A week into the latest Canadian federal election, Prime Minister Justin Trudeau has been outed by a photo showing him dressed as Aladdin, but his face and hands painted in blackface.
Ignoring the fact that Aladdin isn't even a black man, or the obvious lecherous leer on Trudeau's face as he's photographed around three lovely, oblivious ladies, Trudeau admitted that it was a lapse in judgement, and that he was sorry.
"I didn't think it was racist in 2001, but I know it is now," the chump conceded.
Of course, one should accept his apology, because as we all know, nobody knew what racism was all the way back in the dark ages of 2001. After all, society only discovered what racism was last Thursday, so how could he have known the difference 18 years ago?

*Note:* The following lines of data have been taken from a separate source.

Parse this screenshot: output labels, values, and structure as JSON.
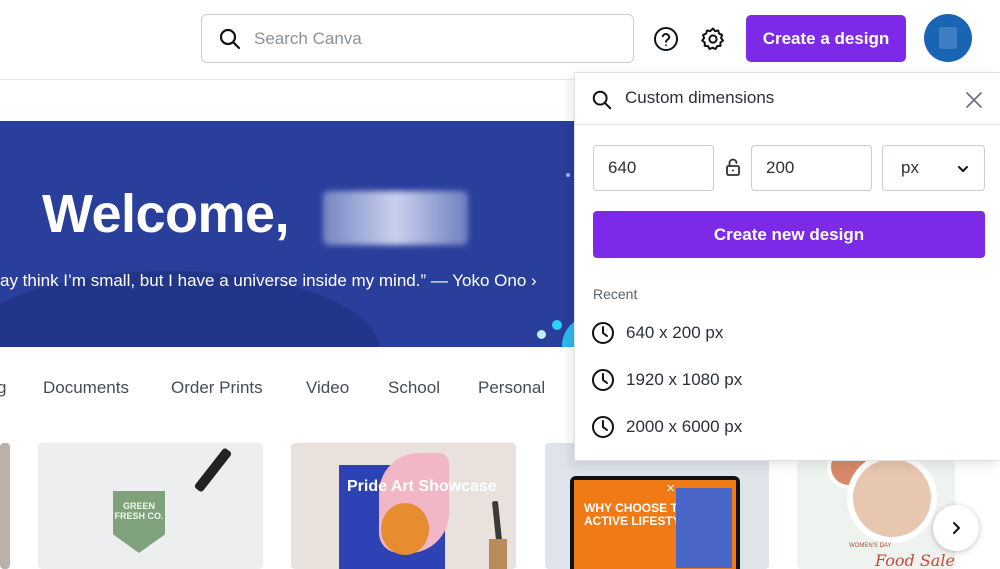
{
  "header": {
    "search_placeholder": "Search Canva",
    "create_button_label": "Create a design",
    "help_icon": "help-icon",
    "settings_icon": "gear-icon"
  },
  "banner": {
    "welcome_text": "Welcome,",
    "quote_text": "ay think I’m small, but I have a universe inside my mind.” — Yoko Ono ›"
  },
  "categories": [
    {
      "label": "g"
    },
    {
      "label": "Documents"
    },
    {
      "label": "Order Prints"
    },
    {
      "label": "Video"
    },
    {
      "label": "School"
    },
    {
      "label": "Personal"
    }
  ],
  "thumbnails": {
    "leaf_text": "GREEN FRESH CO.",
    "pride_title": "Pride Art Showcase",
    "why_text": "WHY CHOOSE THE ACTIVE LIFESTYLE",
    "food_text": "WOMEN'S DAY",
    "food_script": "Food Sale"
  },
  "dropdown": {
    "search_value": "Custom dimensions",
    "width_value": "640",
    "height_value": "200",
    "unit": "px",
    "create_button_label": "Create new design",
    "recent_label": "Recent",
    "recent_items": [
      {
        "label": "640 x 200 px"
      },
      {
        "label": "1920 x 1080 px"
      },
      {
        "label": "2000 x 6000 px"
      }
    ]
  },
  "colors": {
    "brand_purple": "#7d2ae8",
    "banner_blue": "#2a3f9c",
    "avatar_blue": "#1a64b4"
  }
}
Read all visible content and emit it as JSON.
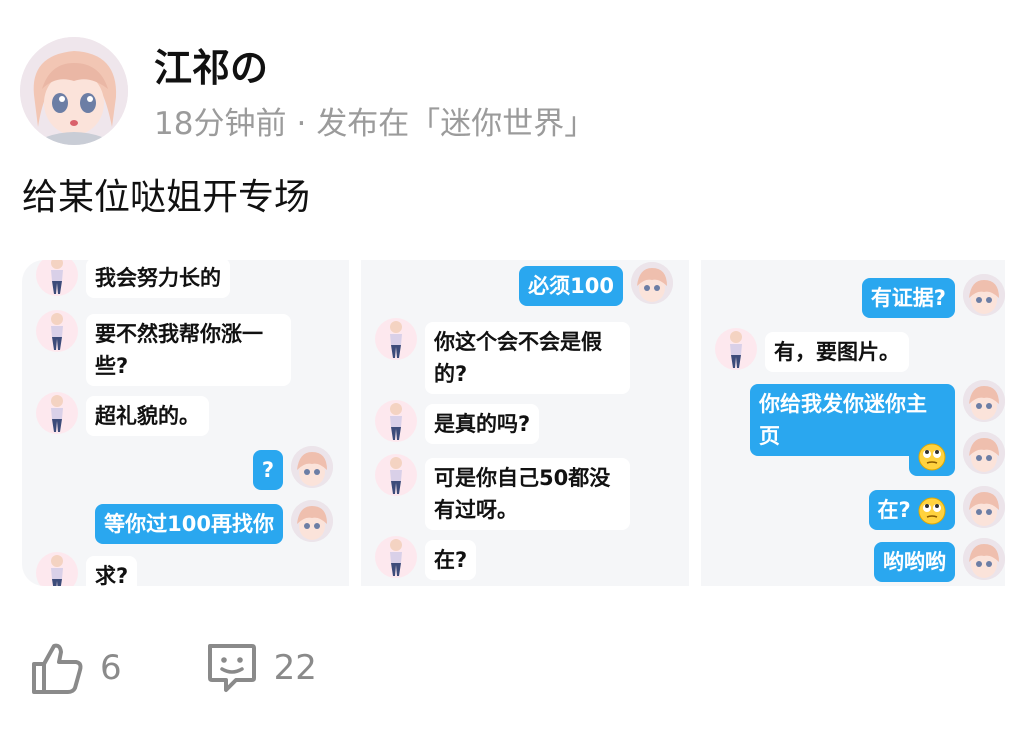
{
  "post": {
    "author": "江祁の",
    "time": "18分钟前",
    "separator": "·",
    "published_in": "发布在「迷你世界」",
    "text": "给某位哒姐开专场"
  },
  "screenshots": [
    {
      "messages": [
        {
          "side": "left",
          "text": "我会努力长的"
        },
        {
          "side": "left",
          "text": "要不然我帮你涨一些?"
        },
        {
          "side": "left",
          "text": "超礼貌的。"
        },
        {
          "side": "right",
          "text": "?"
        },
        {
          "side": "right",
          "text": "等你过100再找你"
        },
        {
          "side": "left",
          "text": "求?"
        }
      ]
    },
    {
      "messages": [
        {
          "side": "right",
          "text": "必须100"
        },
        {
          "side": "left",
          "text": "你这个会不会是假的?"
        },
        {
          "side": "left",
          "text": "是真的吗?"
        },
        {
          "side": "left",
          "text": "可是你自己50都没有过呀。"
        },
        {
          "side": "left",
          "text": "在?"
        }
      ]
    },
    {
      "messages": [
        {
          "side": "right",
          "text": "有证据?"
        },
        {
          "side": "left",
          "text": "有，要图片。"
        },
        {
          "side": "right",
          "text": "你给我发你迷你主页"
        },
        {
          "side": "right",
          "text": "",
          "emoji": "eye-roll-emoji"
        },
        {
          "side": "right",
          "text": "在?",
          "emoji": "eye-roll-emoji"
        },
        {
          "side": "right",
          "text": "哟哟哟"
        }
      ]
    }
  ],
  "actions": {
    "like_count": "6",
    "comment_count": "22"
  },
  "colors": {
    "accent_bubble": "#2aa7ef",
    "panel_bg": "#f5f6f8",
    "muted_text": "#9b9b9b"
  }
}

Taken at a party when he was a toddler of thirty, and a private school teacher at that, the scolded Prime Minister was asked if he had ever played dress-up in blackface before.
"Yes, I like to hide in a closet in my mansion, paint my face like Bill Cosby, and eat a bunch of Jello pudding cups."

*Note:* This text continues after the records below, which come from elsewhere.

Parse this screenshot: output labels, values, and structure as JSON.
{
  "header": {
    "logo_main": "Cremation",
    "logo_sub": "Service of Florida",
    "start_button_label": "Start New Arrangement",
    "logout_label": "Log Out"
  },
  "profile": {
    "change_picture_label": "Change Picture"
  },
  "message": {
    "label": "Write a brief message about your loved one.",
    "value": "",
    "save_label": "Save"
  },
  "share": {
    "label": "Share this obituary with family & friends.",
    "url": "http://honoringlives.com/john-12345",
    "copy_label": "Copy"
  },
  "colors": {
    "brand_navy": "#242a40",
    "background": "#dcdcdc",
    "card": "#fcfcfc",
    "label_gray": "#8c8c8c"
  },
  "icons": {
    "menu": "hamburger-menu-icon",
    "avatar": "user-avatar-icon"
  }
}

Amongst groans from the journalists, he was asked if that was all, but he added,
"Look, just like I don't know nothin' about birthin' no babies, I didn't know nothin' about no harmful racist paint jobs! Michael Jackson was allowed to do it, and he was white! So why not me?"
Reluctantly pressed if that was all the times he emulated the black race, Trudeau shrugged his shoulders like his late father, Prime Minister Pierre Trudeau, and told everyone, "Well, when I don't understand a question in the House of Commons, I've been known to blurt out, "Whatchoo talkin' about, Willis?!" And, most of the time, I'm usually, almost never, sometimes wearing my blackface makeup."
Election coverage, either with blackface makeup, or mud, on Trudeau's face, continues.